For **multi GPU training**, each GPU should have a separate remote actor. Thus, if your machine has 24 CPUs and 4 GPUs, you want to start 4 remote actors with 6 CPUs and 1 GPU each

In a **heterogeneous cluster**, you might want to find the [greatest common divisor](https://en.wikipedia.org/wiki/Greatest_common_divisor) for the number of CPUs. For example, for a cluster with three nodes of 4, 8, and 12 CPUs, respectively, you should set the number of actors to 6 and the CPUs per actor to 4.

## How to use GPUs for training?

Ray Train enables multi-GPU training for XGBoost and LightGBM. The core backends automatically leverage NCCL2 for cross-device communication. All you have to do is to start one actor per GPU and set GPU-compatible parameters. For example, XGBoost’s `tree_method` to `gpu_hist`. See XGBoost documentation for more details.

For instance, if you have 2 machines with 4 GPUs each, you want to start 8 workers, and set `use_gpu=True`. There is usually no benefit in allocating less (for example, 0.5) or more than one GPU per actor.

You should divide the CPUs evenly across actors per machine, so if your machines have 16 CPUs in addition to the 4 GPUs, each actor should have 4 CPUs to use.

```python
trainer = XGBoostTrainer(
    scaling_config=ScalingConfig(
        # Number of workers to use for data parallelism.
        num_workers=2,
        # Whether to use GPU acceleration.
        use_gpu=True,
    ),
    params={
        # XGBoost specific params
        "tree_method": "gpu_hist",
        "eval_metric": ["logloss", "error"],
    },
    ...
)
```


## How to optimize XGBoost memory usage?

XGBoost uses a compute-optimized data structure called `DMatrix` to store training data.
However, converting a dataset to a `DMatrix` involves storing a complete copy of the data
as well as intermediate conversions.
On a 64-bit system the format is 64-bit floats. Depending on the system and original dataset dtype, 
this matrix can thus occupy more memory than the original dataset.

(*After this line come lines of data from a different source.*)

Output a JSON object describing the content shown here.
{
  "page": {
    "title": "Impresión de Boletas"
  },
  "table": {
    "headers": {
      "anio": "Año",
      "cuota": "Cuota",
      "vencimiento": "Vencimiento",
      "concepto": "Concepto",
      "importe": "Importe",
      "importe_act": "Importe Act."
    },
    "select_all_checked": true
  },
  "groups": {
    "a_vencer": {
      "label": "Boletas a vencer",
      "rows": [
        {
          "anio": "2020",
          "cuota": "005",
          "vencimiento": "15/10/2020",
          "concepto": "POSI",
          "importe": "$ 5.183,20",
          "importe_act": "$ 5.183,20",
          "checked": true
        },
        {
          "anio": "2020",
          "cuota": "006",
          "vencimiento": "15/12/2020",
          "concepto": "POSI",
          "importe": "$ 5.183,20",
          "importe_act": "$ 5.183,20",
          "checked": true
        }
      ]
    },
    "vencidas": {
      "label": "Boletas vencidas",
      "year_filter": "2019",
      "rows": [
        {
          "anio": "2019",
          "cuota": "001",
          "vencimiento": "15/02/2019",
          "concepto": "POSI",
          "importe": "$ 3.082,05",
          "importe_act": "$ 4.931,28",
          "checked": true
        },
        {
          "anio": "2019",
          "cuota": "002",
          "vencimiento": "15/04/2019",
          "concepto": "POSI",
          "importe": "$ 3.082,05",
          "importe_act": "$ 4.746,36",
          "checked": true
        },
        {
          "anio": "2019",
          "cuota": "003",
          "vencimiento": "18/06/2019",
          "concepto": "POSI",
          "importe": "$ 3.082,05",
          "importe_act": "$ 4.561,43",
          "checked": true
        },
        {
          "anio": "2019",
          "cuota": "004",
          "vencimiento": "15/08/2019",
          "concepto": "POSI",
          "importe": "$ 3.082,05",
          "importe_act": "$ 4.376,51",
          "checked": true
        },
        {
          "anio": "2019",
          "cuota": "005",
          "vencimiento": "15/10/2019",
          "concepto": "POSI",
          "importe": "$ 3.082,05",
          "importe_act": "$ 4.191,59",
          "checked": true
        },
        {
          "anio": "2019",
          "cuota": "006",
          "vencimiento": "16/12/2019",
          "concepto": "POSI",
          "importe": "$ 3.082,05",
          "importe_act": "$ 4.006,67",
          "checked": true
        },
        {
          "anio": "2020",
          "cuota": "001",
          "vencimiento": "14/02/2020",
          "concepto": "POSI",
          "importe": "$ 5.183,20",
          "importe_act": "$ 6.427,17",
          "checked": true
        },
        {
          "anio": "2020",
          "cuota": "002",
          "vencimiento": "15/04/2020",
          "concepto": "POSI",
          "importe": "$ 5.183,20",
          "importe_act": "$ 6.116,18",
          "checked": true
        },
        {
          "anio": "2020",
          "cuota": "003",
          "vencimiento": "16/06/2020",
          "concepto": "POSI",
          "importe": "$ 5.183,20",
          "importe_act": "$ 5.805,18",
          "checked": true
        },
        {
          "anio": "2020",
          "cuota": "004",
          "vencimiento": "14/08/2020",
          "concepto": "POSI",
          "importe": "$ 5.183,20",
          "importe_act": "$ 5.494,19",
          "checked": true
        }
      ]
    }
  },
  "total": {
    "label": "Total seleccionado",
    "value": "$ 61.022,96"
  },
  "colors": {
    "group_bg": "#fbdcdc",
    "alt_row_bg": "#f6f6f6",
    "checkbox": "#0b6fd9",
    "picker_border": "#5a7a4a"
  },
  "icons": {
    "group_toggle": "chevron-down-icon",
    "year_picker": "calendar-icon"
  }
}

The **peak memory usage** for CPU-based training is at least 3x the dataset size, assuming dtype `float32` on a 64-bit system, plus about **400,000 KiB** for other resources, like operating system requirements and storing of intermediate results.

### Example

- Machine type: AWS m5.xlarge (4 vCPUs, 16 GiB RAM)
- Usable RAM: ~15,350,000 KiB
- Dataset: 1,250,000 rows with 1024 features, dtype float32. Total size: 5,000,000 KiB
- XGBoost DMatrix size: ~10,000,000 KiB

This dataset fits exactly on this node for training.

Note that the DMatrix size might be lower on a 32 bit system.

### GPUs

Generally, the same memory requirements exist for GPU-based training. Additionally, the GPU must have enough memory to hold the dataset.

In the preceding example, the GPU must have at least 10,000,000 KiB (about 9.6 GiB) memory. However, empirical data shows that using a `DeviceQuantileDMatrix` seems to result in more peak GPU memory usage, possibly for intermediate storage when loading data (about 10%).

### Best practices

In order to reduce peak memory usage, consider the following suggestions:

- Store data as `float32` or less. You often don’t need more precision is often, and keeping data in a smaller format helps reduce peak memory usage for initial data loading.
- Pass the `dtype` when loading data from CSV. Otherwise, floating point values are loaded as `np.float64` per default, increasing peak memory usage by 33%.